Menschen wollen sich einbringen. Doch sie tun dies nur, wenn ihre Beiträge auch gehört und berücksichtigt werden. Für Unternehmen ist es wichtig, die Beiträge strukturiert für ihren Innovationsprozess nutzen zu können. Natürlich findet der Austausch zwischen den Abteilungen eines Unternehmens bereits statt. Im Unterschied zu üblichen Meetings gelten bei der Ideenfindung jedoch andere Regeln. Es ist möglich, Ideen mit Methoden und Tools herauszulocken. Das funktioniert allerdings nur in einer ideenfreundlichen Atmosphäre. An dieser Stelle ist eine externe Anschubhilfe gut investiertes Geld. Wer die Macht seiner bislang nicht genutzten Ressourcen erkunden möchte, kann dies beispielsweise in Innovationsworkshops ausprobieren.

Jeder Mensch begreift die Welt auf seine eigene Weise – abhängig von Alter, Erfahrung und Lebensumständen. Was aus der Sicht des einen unsinnig erscheint, enthält möglicherweise den ultimativen Durchbruch. Wertschätzung bedeutet nicht zwangsläufig, mit allem einverstanden zu sein. Aber es bedeutet die Bereitschaft, sich mit dem scheinbar Unsinnigen zu beschäftigen, sich inspirieren zu lassen, damit herumzuspielen, es weiter zu entwickeln und es als Trittstein für tragfähige Ideen zu nutzen. Ein externer Moderator sorgt dafür, dass alle Ideen eine Chance auf Evaluierung bekommen und er verhindert den frühen Tod der Ideen.

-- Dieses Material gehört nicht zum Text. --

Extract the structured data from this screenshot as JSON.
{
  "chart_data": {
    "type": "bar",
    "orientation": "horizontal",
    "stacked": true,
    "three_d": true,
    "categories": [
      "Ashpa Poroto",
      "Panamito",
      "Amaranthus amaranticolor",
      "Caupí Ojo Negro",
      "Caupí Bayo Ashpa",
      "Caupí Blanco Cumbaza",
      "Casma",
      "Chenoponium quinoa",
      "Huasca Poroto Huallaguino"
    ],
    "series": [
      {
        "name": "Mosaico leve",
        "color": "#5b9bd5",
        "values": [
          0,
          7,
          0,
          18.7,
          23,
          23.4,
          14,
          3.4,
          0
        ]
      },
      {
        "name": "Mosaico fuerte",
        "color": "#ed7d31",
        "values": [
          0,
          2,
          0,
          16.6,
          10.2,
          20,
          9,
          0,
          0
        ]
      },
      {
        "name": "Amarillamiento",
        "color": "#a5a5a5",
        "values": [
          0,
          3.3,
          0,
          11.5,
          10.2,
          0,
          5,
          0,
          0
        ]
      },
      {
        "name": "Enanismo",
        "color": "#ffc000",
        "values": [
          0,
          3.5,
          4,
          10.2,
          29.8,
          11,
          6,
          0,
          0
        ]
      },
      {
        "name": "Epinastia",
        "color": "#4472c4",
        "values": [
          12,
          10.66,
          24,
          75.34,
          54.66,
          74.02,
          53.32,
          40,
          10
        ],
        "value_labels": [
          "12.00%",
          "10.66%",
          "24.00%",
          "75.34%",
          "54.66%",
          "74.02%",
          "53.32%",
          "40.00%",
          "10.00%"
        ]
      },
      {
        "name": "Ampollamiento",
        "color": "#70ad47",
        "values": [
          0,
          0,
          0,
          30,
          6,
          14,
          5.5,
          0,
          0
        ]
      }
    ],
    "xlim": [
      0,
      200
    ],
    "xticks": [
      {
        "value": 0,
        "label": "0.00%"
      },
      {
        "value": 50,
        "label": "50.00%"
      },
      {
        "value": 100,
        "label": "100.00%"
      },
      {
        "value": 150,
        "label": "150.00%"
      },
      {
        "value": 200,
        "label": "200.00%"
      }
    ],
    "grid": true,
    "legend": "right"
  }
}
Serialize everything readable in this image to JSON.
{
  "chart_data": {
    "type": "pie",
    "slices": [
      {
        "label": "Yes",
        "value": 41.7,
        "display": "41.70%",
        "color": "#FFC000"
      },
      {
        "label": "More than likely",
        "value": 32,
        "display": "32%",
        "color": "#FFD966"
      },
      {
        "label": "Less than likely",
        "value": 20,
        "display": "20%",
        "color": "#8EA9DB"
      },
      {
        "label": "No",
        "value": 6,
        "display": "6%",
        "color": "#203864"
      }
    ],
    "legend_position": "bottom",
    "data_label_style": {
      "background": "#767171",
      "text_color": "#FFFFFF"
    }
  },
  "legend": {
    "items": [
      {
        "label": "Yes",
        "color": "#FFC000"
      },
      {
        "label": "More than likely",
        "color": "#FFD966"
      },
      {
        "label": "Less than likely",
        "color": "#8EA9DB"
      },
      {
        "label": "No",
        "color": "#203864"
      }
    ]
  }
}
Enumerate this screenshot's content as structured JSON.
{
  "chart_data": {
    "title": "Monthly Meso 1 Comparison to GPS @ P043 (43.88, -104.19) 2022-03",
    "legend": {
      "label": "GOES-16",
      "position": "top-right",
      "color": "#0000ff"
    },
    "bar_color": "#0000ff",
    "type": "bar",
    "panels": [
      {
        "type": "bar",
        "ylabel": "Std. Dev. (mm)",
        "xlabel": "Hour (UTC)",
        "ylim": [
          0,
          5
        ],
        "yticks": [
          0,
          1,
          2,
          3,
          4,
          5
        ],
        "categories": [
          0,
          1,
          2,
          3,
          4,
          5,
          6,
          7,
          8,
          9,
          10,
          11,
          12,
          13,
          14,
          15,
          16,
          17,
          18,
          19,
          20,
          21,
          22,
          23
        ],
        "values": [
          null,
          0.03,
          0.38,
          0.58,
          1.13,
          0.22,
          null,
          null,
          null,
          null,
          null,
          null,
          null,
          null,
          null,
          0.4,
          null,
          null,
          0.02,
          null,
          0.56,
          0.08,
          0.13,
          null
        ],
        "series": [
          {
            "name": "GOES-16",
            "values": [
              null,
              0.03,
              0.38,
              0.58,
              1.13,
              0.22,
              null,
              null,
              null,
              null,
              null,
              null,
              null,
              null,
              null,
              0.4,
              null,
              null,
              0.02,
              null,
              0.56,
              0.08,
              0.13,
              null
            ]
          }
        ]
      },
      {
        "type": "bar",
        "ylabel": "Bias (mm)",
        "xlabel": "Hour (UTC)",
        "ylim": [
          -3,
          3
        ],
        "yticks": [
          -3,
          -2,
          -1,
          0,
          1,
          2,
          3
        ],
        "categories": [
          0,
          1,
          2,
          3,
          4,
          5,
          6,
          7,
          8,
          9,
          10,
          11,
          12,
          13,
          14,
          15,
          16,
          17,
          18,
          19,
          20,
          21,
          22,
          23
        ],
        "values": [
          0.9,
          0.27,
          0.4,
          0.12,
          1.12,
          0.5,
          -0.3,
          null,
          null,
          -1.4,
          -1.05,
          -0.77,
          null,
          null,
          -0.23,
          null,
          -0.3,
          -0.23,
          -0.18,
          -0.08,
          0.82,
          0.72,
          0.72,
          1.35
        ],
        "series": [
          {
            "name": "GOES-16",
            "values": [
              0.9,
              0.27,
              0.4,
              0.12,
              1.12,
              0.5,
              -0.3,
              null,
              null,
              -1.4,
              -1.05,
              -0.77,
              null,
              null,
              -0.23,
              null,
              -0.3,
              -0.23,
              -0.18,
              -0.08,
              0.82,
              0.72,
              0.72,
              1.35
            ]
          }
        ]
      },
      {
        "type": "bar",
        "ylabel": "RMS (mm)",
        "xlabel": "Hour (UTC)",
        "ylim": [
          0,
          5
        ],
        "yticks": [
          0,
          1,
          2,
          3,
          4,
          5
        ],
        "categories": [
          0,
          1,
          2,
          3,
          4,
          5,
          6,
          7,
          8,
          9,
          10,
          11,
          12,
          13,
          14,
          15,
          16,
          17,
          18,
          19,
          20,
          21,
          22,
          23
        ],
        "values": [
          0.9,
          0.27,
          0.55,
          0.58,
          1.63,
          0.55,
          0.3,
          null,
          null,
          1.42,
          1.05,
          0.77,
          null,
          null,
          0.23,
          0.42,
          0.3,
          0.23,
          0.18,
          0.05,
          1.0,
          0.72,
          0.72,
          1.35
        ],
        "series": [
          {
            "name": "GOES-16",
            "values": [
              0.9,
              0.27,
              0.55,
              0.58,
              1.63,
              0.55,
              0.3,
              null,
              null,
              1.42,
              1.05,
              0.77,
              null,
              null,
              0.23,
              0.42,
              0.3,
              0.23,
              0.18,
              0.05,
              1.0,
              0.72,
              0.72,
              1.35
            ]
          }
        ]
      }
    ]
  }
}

Die Vielfalt der Erkenntnisse hat Einfluss auf die Qualität von Entscheidungen. Wer als Unternehmer erfolgreich bleiben möchte, sollte auf all seine Ressourcen zugreifen, möglicherweise auch auf neue Art. Manchmal braucht es einen Lotsen, um an relevante Informationen zu kommen. Ein Workshop mit externer Leitung ist ein Anfang. Das unzensierte Spiel mit Ideen und Fakten kann zu bisher undenkbaren, aber wertvollen Ideen führen. So gelingt der berühmte Blick über den Tellerrand.